O professor lista as repercussões positivas dos investimentos. Uma delas é a redução do “custo Brasil” alegado pela Ford para deixar o país. “Esse efeito sobre a produtividade geral da economia também é muito sério porque se não tivermos dinheiro suficiente nem para a manutenção das estradas, eleva o custo de produção das empresas. Além de não construir, a falta de investimento destrói o que existia”, enumera.
Outro efeito positivo é a criação de demandas para outros setores. “O setor produtor de cimento sabe que por conta de obras haverá demanda por concreto nos próximos anos e onde será feito. Isto é fundamental para que ele invista. É uma série de cadeias produtivas que se beneficiam gerando empregos. É um efeito multiplicador sobre as demais atividades produtivas, que se sentem mais seguras”, afirma Manzano.
Um dos investimentos mais importantes, segundo o professor da Unicamp, é em habitação, um dos que mais geram emprego e renda para trabalhadores de diferentes qualificações. Como os do programa Minha Casa, Minha Vida, dos governos Lula e Dilma.
“O básico para um trabalhador é ter um endereço. Ter uma residência traz tranquilidade para a família, educação para os filhos e moradia melhor. Investir em infraestrutura para habitação é componente chave para a sociedade, mas foi desmontado pelos governos Temer e Bolsonaro”, critica Manzano.
Para viabilizar o Minha Casa, Minha Vida, foi fundamental a atuação dos bancos públicos.
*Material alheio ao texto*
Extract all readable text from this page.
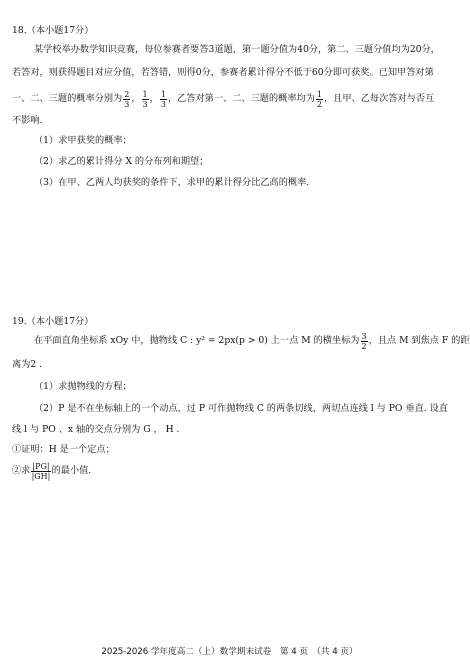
18.（本小题17分）
某学校举办数学知识竞赛，每位参赛者要答3道题，第一题分值为40分，第二、三题分值均为20分，
若答对，则获得题目对应分值，若答错，则得0分，参赛者累计得分不低于60分即可获奖。已知甲答对第
一、二、三题的概率分别为 $\frac{2}{3}$ ， $\frac{1}{3}$ ， $\frac{1}{3}$ ，乙答对第一、二、三题的概率均为 $\frac{1}{2}$ ，且甲、乙每次答对与否互
不影响.
（1）求甲获奖的概率；
（2）求乙的累计得分 X 的分布列和期望；
（3）在甲、乙两人均获奖的条件下，求甲的累计得分比乙高的概率.
19.（本小题17分）
在平面直角坐标系 xOy 中，抛物线 C : y² = 2px(p > 0) 上一点 M 的横坐标为 $\frac{3}{2}$ ，且点 M 到焦点 F 的距
离为2 .
（1）求抛物线的方程；
（2）P 是不在坐标轴上的一个动点，过 P 可作抛物线 C 的两条切线，两切点连线 l 与 PO 垂直. 设直
线 l 与 PO 、x 轴的交点分别为 G ， H .
①证明：H 是一个定点；
②求 $\frac{|PG|}{|GH|}$ 的最小值.
2025-2026 学年度高二（上）数学期末试卷　第 4 页　（共 4 页）
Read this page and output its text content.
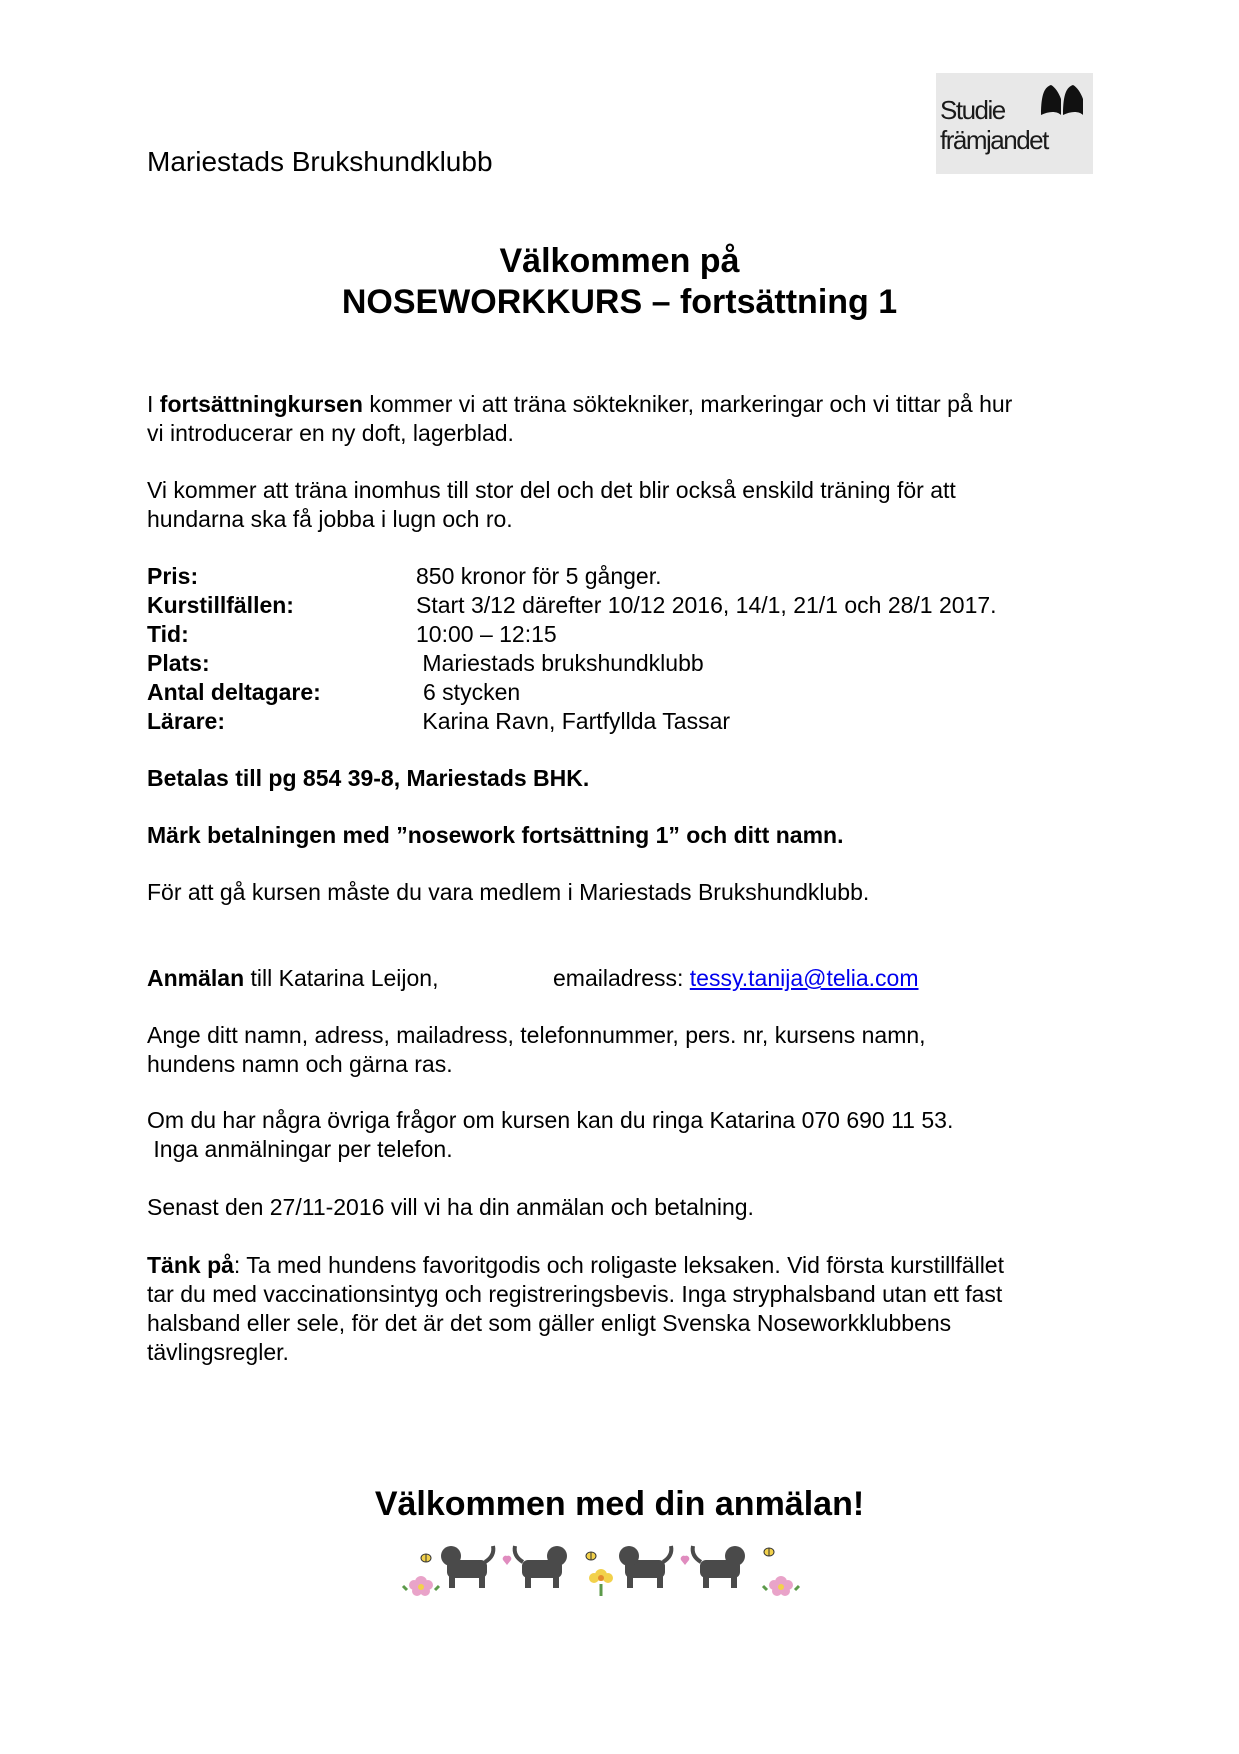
Mariestads Brukshundklubb
Studie
främjandet
Välkommen på
NOSEWORKKURS – fortsättning 1
I fortsättningkursen kommer vi att träna söktekniker, markeringar och vi tittar på hur
vi introducerar en ny doft, lagerblad.
Vi kommer att träna inomhus till stor del och det blir också enskild träning för att
hundarna ska få jobba i lugn och ro.
Pris:	850 kronor för 5 gånger.
Kurstillfällen:	Start 3/12 därefter 10/12 2016, 14/1, 21/1 och 28/1 2017.
Tid:	10:00 – 12:15
Plats:	Mariestads brukshundklubb
Antal deltagare:	6 stycken
Lärare:	Karina Ravn, Fartfyllda Tassar
Betalas till pg 854 39-8, Mariestads BHK.
Märk betalningen med ”nosework fortsättning 1” och ditt namn.
För att gå kursen måste du vara medlem i Mariestads Brukshundklubb.
Anmälan till Katarina Leijon,	emailadress: tessy.tanija@telia.com
Ange ditt namn, adress, mailadress, telefonnummer, pers. nr, kursens namn,
hundens namn och gärna ras.
Om du har några övriga frågor om kursen kan du ringa Katarina 070 690 11 53.
Inga anmälningar per telefon.
Senast den 27/11-2016 vill vi ha din anmälan och betalning.
Tänk på: Ta med hundens favoritgodis och roligaste leksaken. Vid första kurstillfället
tar du med vaccinationsintyg och registreringsbevis. Inga stryphalsband utan ett fast
halsband eller sele, för det är det som gäller enligt Svenska Noseworkklubbens
tävlingsregler.
Välkommen med din anmälan!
A partir de Temer, no entanto, o que se vê é rebaixamento do papel dessas instituições. “O BNDES foi desmontado por Temer e Bolsonaro, que consideram a concorrência do banco público desleal com os bancos privados. Mas nenhuma outra instituição financeira privada tomou o lugar do BNDES, que cumpria um papel fundamental ao investir em infraestrutura. Hoje, o banco se tornou um agente de financiamento da privatização, como no governo FHC”, critica o economista.